Le traité de Vervins (2 mai 1598) avait mis fin à la guerre longue et sanglante que les Pays-Bas avaient eu à soutenir contre la France. Mais l’Espagne était toujours en état d’hostilité avec la reine Élisabeth, et les états généraux des Provinces-Unies persistaient à se refuser à toutes propositions d’accommodement basées sur la reconnaissance des droits de souveraineté de l’Infante. À l’intérieur, la situation était déplorable ; il n’y avait plus ni agriculture, ni industrie, ni commerce, et, pour comble de maux, plusieurs garnisons, n’étant pas payées, s’étaient mises en état de rébellion ouverte : celle du château d’Anvers s’était portée à des actes d’insolence sans exemple, jusqu’à ce point qu’elle avait tiré des coups d’artillerie contre l’hôtel de ville, au moment où le magistrat y était assemblé. Cette mutinerie donna de grandes préoccupations au cardinal André ; il parvint cependant à l’apaiser et à faire sortir les mutinés du château d’Anvers (10 février 1599) ; il obtint aussi que ceux de Lierre et du château de Gand se soumissent. Tant qu’avait vécu Philippe II, un rapprochement entre l’Angleterre et l’Espagne aurait semblé impossible. Ce monarque étant descendu au tombeau (13 septembre 1598), le cardinal jugea le moment favorable pour tenter la voie des négociations : il fit faire à Élisabeth des ouvertures qui furent bien accueillies, mais qui cependant n’aboutirent à aucun résultat.
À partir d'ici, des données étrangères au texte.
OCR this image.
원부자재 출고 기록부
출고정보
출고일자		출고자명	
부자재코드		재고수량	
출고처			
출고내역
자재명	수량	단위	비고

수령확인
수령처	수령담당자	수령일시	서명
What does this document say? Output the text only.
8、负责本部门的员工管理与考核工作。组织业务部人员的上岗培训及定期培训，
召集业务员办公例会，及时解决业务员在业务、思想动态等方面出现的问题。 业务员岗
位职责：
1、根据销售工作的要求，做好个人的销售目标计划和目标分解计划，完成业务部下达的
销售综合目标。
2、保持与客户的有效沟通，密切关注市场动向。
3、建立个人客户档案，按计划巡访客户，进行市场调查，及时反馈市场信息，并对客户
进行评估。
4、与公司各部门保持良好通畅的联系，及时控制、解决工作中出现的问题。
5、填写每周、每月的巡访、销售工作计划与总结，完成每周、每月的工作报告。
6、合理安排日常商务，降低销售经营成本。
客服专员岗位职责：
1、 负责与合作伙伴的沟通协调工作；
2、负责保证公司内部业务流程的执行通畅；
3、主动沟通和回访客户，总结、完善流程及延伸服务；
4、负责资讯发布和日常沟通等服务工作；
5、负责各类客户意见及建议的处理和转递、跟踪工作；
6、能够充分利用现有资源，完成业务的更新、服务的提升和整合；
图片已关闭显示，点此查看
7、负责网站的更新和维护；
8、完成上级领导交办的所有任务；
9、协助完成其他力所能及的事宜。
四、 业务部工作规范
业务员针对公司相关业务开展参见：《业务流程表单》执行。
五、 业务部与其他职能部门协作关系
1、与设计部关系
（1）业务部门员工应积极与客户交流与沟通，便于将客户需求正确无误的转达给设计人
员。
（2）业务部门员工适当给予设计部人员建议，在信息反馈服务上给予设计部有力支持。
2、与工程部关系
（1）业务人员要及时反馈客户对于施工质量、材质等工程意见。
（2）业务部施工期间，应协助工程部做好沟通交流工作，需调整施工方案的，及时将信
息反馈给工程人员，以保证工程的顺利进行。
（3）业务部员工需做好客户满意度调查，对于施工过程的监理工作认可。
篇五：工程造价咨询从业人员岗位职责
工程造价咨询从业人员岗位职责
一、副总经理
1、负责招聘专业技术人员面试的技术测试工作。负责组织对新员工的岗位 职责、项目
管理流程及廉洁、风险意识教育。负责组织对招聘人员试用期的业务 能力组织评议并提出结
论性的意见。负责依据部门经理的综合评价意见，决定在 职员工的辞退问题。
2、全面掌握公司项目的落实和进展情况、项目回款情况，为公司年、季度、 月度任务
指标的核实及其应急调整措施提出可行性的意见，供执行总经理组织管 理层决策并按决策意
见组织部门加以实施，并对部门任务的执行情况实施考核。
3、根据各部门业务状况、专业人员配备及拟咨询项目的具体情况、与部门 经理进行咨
Par la paix de Vervins, Henri IV s’était obligé à ne souffrir qu’aucun de ses sujets allât servir, par terre ou par mer, les ennemis du roi d’Espagne et des archiducs. André, ayant été informé, au commencement de 1599, que des levées de gens de guerre se faisaient, sous main, en France, par le seigneur de la Noue, pour le compte des états généraux, et que les soldats ainsi levés s’embarquaient secrètement à Dieppe, à la Rochelle et dans les ports voisins, envoya à Paris le baron de Bassigny pour s’en plaindre. Le roi fit droit à sa réclamation ; il enjoignit au sieur de la Noue et à tous autres ses sujets, quels qu’ils fussent, qui se trouvaient en Hollande, de revenir dans le royaume, sous peine de confiscation de corps et de biens ; dans le même temps, il ordonna au grand prévôt de France de se rendre à Metz, pour informer contre les officiers et les soldats de la garnison de cette place qui avaient voulu surprendre la ville belge de Charlemont, et pour faire une justice exemplaire des coupables.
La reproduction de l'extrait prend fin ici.